March 30

thSpiritual Baptist/Shouter Liberation Day

The holiday in the Caribbean nation of Trinidad and Tobago commemorates the repeal on March 30, 1951, of the 1917 Shouter Prohibition Ordinance that prohibited the activities of the Shouter or Spiritual Baptist faith.

When West African slaves were imported to the American hemisphere, they often clung to many of their traditional religious practices. Sometimes these customs were kept alive in secret, and sometimes by grafting them on to Christian elements. In Catholic countries hybrid folk religions called candomble, orisha or santeria developed. In Protestant countries African ecstatic dancing, prophecy and reception of the Holy Spirit in extravagant ways resembled certain Methodist or Shaker devotions.
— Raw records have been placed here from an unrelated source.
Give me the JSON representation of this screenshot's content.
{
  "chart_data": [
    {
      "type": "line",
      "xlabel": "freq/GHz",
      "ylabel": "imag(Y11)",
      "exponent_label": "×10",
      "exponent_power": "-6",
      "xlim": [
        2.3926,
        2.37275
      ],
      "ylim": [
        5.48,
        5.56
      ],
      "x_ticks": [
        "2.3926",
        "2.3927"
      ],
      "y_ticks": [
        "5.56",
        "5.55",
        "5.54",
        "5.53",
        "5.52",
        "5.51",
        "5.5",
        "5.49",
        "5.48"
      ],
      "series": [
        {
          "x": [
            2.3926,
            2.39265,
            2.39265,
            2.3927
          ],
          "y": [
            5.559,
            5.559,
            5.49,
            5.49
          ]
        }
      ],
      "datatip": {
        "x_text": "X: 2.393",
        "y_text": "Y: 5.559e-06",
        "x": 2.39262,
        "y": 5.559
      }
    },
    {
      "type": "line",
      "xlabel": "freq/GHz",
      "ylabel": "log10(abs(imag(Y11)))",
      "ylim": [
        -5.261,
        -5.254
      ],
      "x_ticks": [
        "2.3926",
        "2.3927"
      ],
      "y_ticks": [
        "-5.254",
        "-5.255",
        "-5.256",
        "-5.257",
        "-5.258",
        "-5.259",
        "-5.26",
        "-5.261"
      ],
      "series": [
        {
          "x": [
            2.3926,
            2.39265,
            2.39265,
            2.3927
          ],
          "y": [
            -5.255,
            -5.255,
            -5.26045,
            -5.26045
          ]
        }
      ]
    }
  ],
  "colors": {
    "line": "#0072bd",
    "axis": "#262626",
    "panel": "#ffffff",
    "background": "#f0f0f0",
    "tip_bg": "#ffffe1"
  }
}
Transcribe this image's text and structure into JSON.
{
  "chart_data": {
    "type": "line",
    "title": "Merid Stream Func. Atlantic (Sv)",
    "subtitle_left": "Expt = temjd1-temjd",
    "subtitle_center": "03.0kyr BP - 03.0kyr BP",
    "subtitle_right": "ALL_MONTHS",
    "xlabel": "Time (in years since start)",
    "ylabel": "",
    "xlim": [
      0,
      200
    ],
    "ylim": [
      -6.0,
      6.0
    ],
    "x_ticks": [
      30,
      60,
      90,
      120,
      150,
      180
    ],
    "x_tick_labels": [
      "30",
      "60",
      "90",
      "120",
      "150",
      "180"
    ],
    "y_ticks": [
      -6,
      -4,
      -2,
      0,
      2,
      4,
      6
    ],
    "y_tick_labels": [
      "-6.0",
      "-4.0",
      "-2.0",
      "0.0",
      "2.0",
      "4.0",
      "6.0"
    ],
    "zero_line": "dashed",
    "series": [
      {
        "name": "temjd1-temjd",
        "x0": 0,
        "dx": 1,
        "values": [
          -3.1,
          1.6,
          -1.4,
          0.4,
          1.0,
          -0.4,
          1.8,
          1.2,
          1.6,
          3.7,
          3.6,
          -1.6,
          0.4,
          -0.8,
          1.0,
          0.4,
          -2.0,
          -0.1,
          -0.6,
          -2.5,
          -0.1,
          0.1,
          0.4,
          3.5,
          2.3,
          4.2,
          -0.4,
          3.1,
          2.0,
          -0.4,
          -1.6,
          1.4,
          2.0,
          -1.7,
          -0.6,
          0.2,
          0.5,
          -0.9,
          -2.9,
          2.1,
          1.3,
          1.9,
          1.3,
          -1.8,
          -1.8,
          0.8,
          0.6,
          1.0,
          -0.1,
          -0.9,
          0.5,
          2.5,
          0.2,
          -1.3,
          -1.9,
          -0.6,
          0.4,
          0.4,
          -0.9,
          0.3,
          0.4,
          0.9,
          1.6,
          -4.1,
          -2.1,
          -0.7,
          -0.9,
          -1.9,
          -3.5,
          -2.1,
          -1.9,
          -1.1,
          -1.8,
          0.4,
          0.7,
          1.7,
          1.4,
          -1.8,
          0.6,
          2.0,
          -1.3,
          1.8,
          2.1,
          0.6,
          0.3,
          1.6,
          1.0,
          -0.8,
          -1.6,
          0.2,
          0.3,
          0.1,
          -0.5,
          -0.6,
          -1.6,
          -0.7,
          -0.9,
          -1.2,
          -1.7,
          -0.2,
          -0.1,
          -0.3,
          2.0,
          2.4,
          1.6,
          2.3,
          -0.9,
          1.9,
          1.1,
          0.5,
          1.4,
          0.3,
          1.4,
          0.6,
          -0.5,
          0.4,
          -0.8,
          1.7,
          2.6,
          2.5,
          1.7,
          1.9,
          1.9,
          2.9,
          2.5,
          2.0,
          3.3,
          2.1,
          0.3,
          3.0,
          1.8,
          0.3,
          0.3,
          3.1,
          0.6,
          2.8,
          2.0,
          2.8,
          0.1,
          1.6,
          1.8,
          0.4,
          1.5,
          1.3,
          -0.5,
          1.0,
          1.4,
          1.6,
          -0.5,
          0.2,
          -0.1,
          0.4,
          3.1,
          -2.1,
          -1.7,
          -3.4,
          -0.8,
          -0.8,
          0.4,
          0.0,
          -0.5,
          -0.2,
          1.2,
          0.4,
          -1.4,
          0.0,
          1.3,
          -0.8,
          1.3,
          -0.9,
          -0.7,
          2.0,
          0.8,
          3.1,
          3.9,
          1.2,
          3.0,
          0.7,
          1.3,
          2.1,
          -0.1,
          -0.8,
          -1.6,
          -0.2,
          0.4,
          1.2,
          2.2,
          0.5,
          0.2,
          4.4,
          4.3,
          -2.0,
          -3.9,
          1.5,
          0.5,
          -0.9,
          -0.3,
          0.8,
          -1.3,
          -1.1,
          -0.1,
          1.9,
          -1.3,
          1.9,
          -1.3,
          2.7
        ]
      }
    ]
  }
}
The Spiritual Baptist sect arose on some British West Indian islands and included “catching” of the Spirit, sanctified shouting, elaborate costumes and wonderfully catchy music.

Colonial officials were worried about the potential for unrest in these services and banned them in 1917, saying: “It is not only the inconvenience caused by the noise which they make that has given rise to this legislation, but also the fact that from the information that has been received, the practices which are indulged in are not such as should be tolerated in a well-conducted community”.

The abolition of this act which allowed the sect, whose followers probably number in the hundreds of thousands, to flourish again, is celebrated on this day on Tobago.